Untuk ingredient list-nya, Sensatia Botanicals ini lebih panjang dan nggak sesimpel Nara Body Soap. Tapi untuk yang varian Calming Body Wash, dia mengandung calendula, lavender, dan chamomile. Sesuai namanya, aromanya memang sangat menenangkan. Aroma yang paling kuat tercium menurut saya adalah aroma lavender-nya. Sensatia Botanicals Calming Body Wash ini cocok banget digunakan di sore atau malam hari, saat akan beristirahat.

Seperti Nara Body Soap dan sabun-sabun mandi SLS-free lain pada umumnya, Sensatia Botanicals Calming Body Wash ini juga busanya nggak terlalu banyak. Tapi mungkin karena saya juga terbiasa dengan jenis-jenis sabun mandi seperti ini, saya sih nggak ada masalah. Shower puff atau shower net dapat membantu sabun ini untuk lebih mengeluarkan busa.

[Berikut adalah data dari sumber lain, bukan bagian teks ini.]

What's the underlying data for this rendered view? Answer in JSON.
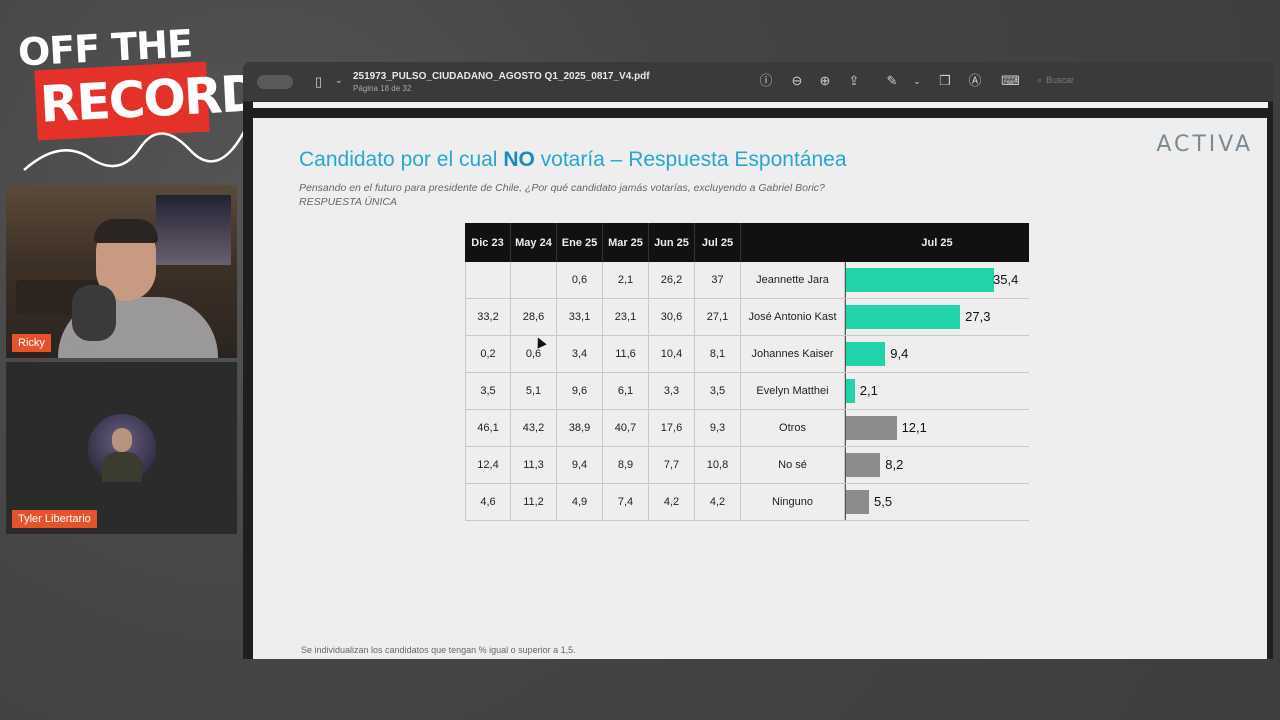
{
  "logo": {
    "line1": "OFF THE",
    "line2": "RECORD"
  },
  "cams": [
    {
      "name": "Ricky"
    },
    {
      "name": "Tyler Libertario"
    }
  ],
  "viewer": {
    "doc_title": "251973_PULSO_CIUDADANO_AGOSTO Q1_2025_0817_V4.pdf",
    "page_info": "Página 18 de 32",
    "search_placeholder": "Buscar",
    "icons": [
      "info-icon",
      "zoom-out-icon",
      "zoom-in-icon",
      "share-icon",
      "pen-icon",
      "chevron-down-icon",
      "window-icon",
      "markup-icon",
      "form-icon"
    ]
  },
  "slide": {
    "title_pre": "Candidato por el cual ",
    "title_bold": "NO",
    "title_post": " votaría – Respuesta Espontánea",
    "brand": "ACTIVA",
    "subtitle": "Pensando en el futuro para presidente de Chile, ¿Por qué candidato jamás votarías, excluyendo a Gabriel Boric?",
    "subtitle2": "RESPUESTA ÚNICA",
    "footnote": "Se individualizan los candidatos que tengan % igual o superior a 1,5."
  },
  "table": {
    "headers": [
      "Dic 23",
      "May 24",
      "Ene 25",
      "Mar 25",
      "Jun 25",
      "Jul 25",
      "",
      "Jul 25"
    ],
    "rows": [
      {
        "cells": [
          "",
          "",
          "0,6",
          "2,1",
          "26,2",
          "37"
        ],
        "name": "Jeannette Jara",
        "bar_label": "35,4"
      },
      {
        "cells": [
          "33,2",
          "28,6",
          "33,1",
          "23,1",
          "30,6",
          "27,1"
        ],
        "name": "José Antonio Kast",
        "bar_label": "27,3"
      },
      {
        "cells": [
          "0,2",
          "0,6",
          "3,4",
          "11,6",
          "10,4",
          "8,1"
        ],
        "name": "Johannes Kaiser",
        "bar_label": "9,4"
      },
      {
        "cells": [
          "3,5",
          "5,1",
          "9,6",
          "6,1",
          "3,3",
          "3,5"
        ],
        "name": "Evelyn Matthei",
        "bar_label": "2,1"
      },
      {
        "cells": [
          "46,1",
          "43,2",
          "38,9",
          "40,7",
          "17,6",
          "9,3"
        ],
        "name": "Otros",
        "bar_label": "12,1"
      },
      {
        "cells": [
          "12,4",
          "11,3",
          "9,4",
          "8,9",
          "7,7",
          "10,8"
        ],
        "name": "No sé",
        "bar_label": "8,2"
      },
      {
        "cells": [
          "4,6",
          "11,2",
          "4,9",
          "7,4",
          "4,2",
          "4,2"
        ],
        "name": "Ninguno",
        "bar_label": "5,5"
      }
    ]
  },
  "chart_data": {
    "type": "bar",
    "categories": [
      "Jeannette Jara",
      "José Antonio Kast",
      "Johannes Kaiser",
      "Evelyn Matthei",
      "Otros",
      "No sé",
      "Ninguno"
    ],
    "values": [
      35.4,
      27.3,
      9.4,
      2.1,
      12.1,
      8.2,
      5.5
    ],
    "title": "Jul 25",
    "colors": [
      "#22d3aa",
      "#22d3aa",
      "#22d3aa",
      "#22d3aa",
      "#8c8c8c",
      "#8c8c8c",
      "#8c8c8c"
    ],
    "xlim": [
      0,
      36
    ],
    "orientation": "horizontal"
  }
}
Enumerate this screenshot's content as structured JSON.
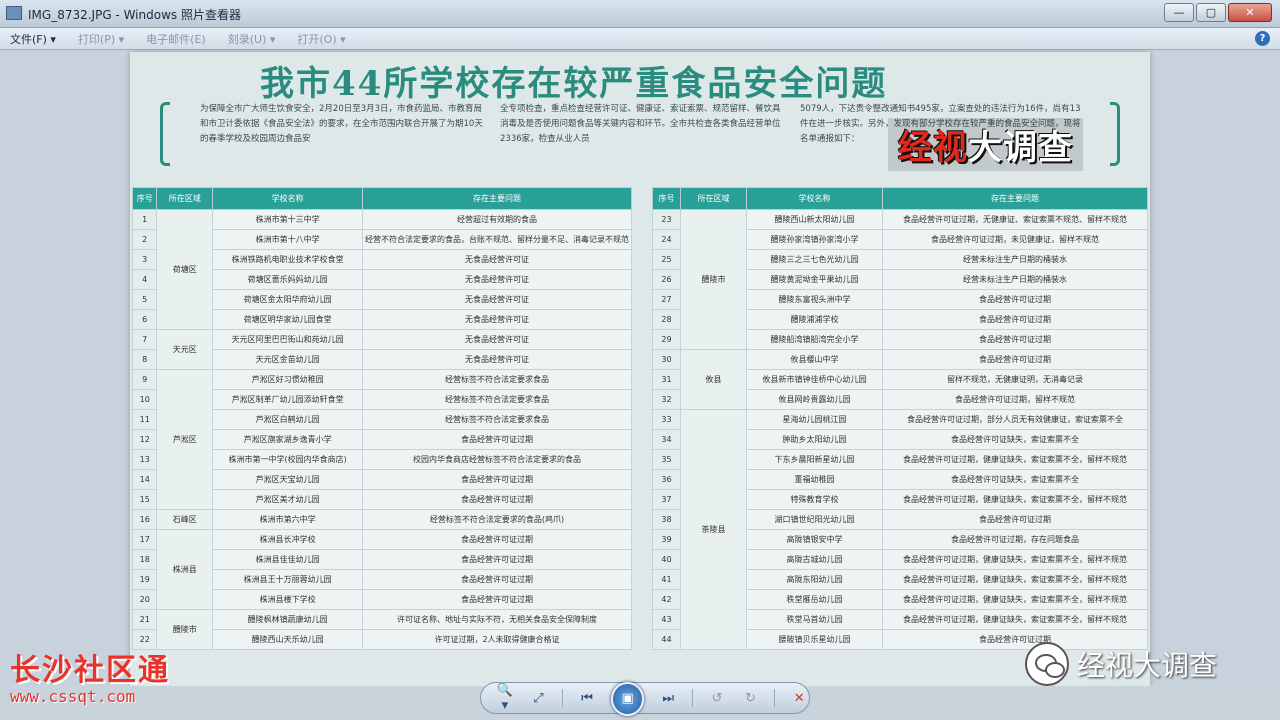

Overall saya sih cocok-cocok saja dan merasa nyaman menggunakan sabun mandi SLS-free buatan brand lokal. Bahkan kalau salah satu dari kedua sabun mandi saya di atas habis, rencananya saya ingin mencoba sabun SLS-free buatan lokal lainnya, yaitu The Bath Box Goat Don’t Lie. Ada yang sudah pernah mencoba?